Zu den Misshandlungen, denen Oppositionelle ausgesetzt werden, gehört der so genannte "deutsche Stuhl". Dabei wird der Häftling auf ein stuhlähnliches Gerät gesetzt, das aus beweglichen Teilen besteht und mit dem der Körper des Gefangenen überdehnt wird. Häufig führt diese Methode dazu, dass den Opfern die Wirbelsäule gebrochen wird. Unterschiedliche Versionen existieren über den Ursprung des Foltergeräts. Einige Quellen berichten, dass geflohene Schergen des Naziregimes den "deutschen Stuhl" nach Syrien brachten, andere geben an, dass die DDR-Staatssicherheit hierfür den Anstoß gab.

Freigelassene Häftlinge schilderten zudem, dass sie von Folterern mit Elektroschocks gequält und ihnen Finger- und Zehennägel ausgerissen worden seien. Andere wurden tagelang an den Händen aufgehängt. Schlafentzug für Gefangene sei an der Tagesordnung, so der Bericht.

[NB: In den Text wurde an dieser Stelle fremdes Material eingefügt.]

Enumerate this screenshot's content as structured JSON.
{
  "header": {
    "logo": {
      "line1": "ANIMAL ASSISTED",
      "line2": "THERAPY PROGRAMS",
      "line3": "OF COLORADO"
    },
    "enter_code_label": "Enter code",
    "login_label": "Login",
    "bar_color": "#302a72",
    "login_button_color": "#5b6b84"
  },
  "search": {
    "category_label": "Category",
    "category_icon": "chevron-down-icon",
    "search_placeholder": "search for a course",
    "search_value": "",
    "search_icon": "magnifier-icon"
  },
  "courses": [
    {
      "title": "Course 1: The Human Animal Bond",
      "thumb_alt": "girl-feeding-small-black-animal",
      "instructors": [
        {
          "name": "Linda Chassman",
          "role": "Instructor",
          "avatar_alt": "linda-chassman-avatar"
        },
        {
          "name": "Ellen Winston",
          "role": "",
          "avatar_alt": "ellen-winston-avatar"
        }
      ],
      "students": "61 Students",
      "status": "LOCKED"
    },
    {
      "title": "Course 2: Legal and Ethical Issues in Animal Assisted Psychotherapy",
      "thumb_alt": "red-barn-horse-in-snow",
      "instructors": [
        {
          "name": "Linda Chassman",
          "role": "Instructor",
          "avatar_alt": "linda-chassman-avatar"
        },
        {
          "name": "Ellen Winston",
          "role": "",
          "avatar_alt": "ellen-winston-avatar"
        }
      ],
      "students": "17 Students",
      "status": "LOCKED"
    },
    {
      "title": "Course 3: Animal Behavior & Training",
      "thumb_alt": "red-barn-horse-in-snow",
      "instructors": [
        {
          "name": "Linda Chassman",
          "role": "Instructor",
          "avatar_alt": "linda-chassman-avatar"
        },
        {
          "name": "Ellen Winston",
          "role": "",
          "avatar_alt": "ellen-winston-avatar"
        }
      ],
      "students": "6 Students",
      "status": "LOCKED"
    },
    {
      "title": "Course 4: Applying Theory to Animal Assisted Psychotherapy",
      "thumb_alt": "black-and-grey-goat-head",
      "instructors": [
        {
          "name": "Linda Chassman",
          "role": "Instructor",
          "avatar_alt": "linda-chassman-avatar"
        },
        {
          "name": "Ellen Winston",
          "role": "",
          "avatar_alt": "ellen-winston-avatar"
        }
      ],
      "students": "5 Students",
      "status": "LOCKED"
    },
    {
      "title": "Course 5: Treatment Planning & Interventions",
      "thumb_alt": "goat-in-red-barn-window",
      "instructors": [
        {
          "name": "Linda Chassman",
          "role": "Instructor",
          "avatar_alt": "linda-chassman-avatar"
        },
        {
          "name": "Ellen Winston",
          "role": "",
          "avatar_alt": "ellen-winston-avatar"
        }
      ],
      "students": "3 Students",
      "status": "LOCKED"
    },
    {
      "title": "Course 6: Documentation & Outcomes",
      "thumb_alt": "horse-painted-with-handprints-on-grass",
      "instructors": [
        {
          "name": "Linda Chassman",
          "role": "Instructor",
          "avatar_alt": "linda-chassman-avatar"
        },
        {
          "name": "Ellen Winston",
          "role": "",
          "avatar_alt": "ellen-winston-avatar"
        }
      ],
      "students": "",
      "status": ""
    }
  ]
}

Zufrieden hatte Nabil al-Arabi, der Generalsekretär der Arabischen Liga, erst in dieser Woche erklärt, dass kürzlich 3.500 politische Gefangene auf seine Initiative hin freigelassen worden seien. Das ist jedoch weniger als ein Zehntel aller Inhaftierten. Entsprechend harsch fällt die Kritik von Stephanie Brancaforte, Kampagnenleiterin von Avaaz, an Arabis Organisation aus: "Eine glaubhafte Mission der Arabischen Liga würde die Folterkammern besuchen und sicherstellen, dass das Regime seine Gräueltaten sofort beendet". Außerdem müssten sich Assad und seine Folterknechte vor dem Internationalen Strafgerichtshof in Den Haag verantworten, so Brancaforte.

Der Bericht von Avaaz nennt die Namen von 13 Offizieren, die für die Folterungen maßgeblich verantwortlich sein sollen. Unter ihnen ist mit Hafis Machluf auch ein Cousin des Präsidenten, der zum engsten Führungszirkel gehört und als Chef des staatlichen Geheimdienstes in Damaskus Folterungen angeordnet haben soll. Solange das Regime in Syrien nicht gestürzt ist, wird sich jedoch keiner der Verantwortlichen vor einem Verfahren in Den Haag fürchten müssen.